What are pesticides and how do they work?

Pesticides utilized in agriculture are synthetic or natural substances used to combat dangerous or unwanted organisms, and are used for crop protection.

Pesticides can have an extremely beneficial effect on increasing food production, by reducing the losses in agriculture. However, the negative effects accumulate, ultimately outweighing the positive ones many times over. Since they are poisons, pesticides can be highly dangerous for the human body as well as other living beings.

They became popular after WWII and started being used in order to increase food production (which was crucial considering the post-war destruction) and to help avoid famine. Currently, 3.2 million tons of pesticides are used worldwide per year.

Farmers’ lack of knowledge on the guidelines on using pesticides and reducing their harmful effects on the environment translates to an increase in environmental pollution. Without adequate regulations, pesticide may spread far from their usage site. This phenomenon is especially common in developing countries, where improper usage of pesticides results in e.g. contamination of surface- and groundwater.

It is basically impossible for pesticides to only affect the area they have been applied to.

Pesticides spread by:

  1. Wind: raises them from the ground and transports them to e.g. other fields or rivers.
  2. Soil: they contaminate the soil and enter e.g. ground-living organisms or groundwater.
  3. Plants: absorbed by other plant species than intended, they have a negative effect on their growth.
  4. Water: they remain on the ground and contaminate surface waters during rain, or flow into rivers and streams. Once dissolved in ground or surface waters, pesticides enter the bodies of plants and animals. The accumulation of pesticides in bodies of water may reach quite high levels.

While there are regulations regarding limits of residue for plants and animals, they rarely take into account that living organisms ingest or absorb water, contain high amounts or pesticide residue or their compounds. This also influences people who eat fish, as fish absorb harmful chemicals in their flesh. Of course, the most direct way of consuming pesticides for humans is by drinking from the contaminated water sources directly.

Effect on human health

It is estimated that 2.2 million people are at a direct risk associated with agricultural usage of pesticides, with most of these people living in developing countries.

Pesticides enter the human body through:

  • inhalation
  • consumption (e.g. contaminated meat or plants)
  • skin.

The group most at-risk is farmers, especially if they do not use protective clothing, or use damaged or leaking spraying equipment. Remaining people have achieved pesticide accumulation in the body by consuming contaminated food.

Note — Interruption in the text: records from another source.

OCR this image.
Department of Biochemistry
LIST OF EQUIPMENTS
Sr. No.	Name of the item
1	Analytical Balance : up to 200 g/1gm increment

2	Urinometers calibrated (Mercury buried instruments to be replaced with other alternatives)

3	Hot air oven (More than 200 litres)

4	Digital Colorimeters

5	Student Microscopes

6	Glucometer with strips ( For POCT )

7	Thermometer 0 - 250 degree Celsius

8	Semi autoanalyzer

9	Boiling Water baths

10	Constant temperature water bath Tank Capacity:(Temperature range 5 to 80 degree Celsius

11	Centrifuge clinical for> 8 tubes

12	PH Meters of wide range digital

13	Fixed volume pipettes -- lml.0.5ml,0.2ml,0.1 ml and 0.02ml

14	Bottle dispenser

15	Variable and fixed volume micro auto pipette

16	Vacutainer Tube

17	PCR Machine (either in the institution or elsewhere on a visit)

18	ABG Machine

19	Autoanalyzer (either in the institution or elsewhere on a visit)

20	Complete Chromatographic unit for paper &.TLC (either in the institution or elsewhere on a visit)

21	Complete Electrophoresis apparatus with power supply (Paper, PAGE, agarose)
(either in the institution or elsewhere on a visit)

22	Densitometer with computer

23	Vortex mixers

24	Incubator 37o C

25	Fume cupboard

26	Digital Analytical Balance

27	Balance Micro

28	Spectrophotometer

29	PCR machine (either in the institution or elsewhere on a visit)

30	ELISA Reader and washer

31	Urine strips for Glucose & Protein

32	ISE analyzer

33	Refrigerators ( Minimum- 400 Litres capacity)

Pesticides exposure symptoms

Pesticides cause:

  • headaches
  • blurry vision
  • vomiting and stomach aches
  • decreased immune efficiency
  • blood and liver diseases
  • depression
  • asthma
  • nerve damage

Negative effects may not occur immediately after exposure, but some time after consumption or contact. Many of the above-mentioned symptoms can be confused with flu, causing pesticide poisoning to be treated incorrectly.

Since they are not easily soluble, pesticides accumulate inside living organisms, pass from one organism to the next. When e.g. one animal eats another, it gradually achieves higher concentration, the higher it is in the food chain.

Prevention or mitigation

The simplest way of preventing agricultural pesticide runoff is education. If more farmers, especially in developing countries, knew the associated risks, they would be more careful when using pesticides. Another, more sophisticated, way is through integrated regulation regarding the usage of pesticides in agriculture and the available substitutes, such as removing the diseased parts of plants, crop rotation which can interfere in pests’ lifecycle, and biological control using insect-eating animals.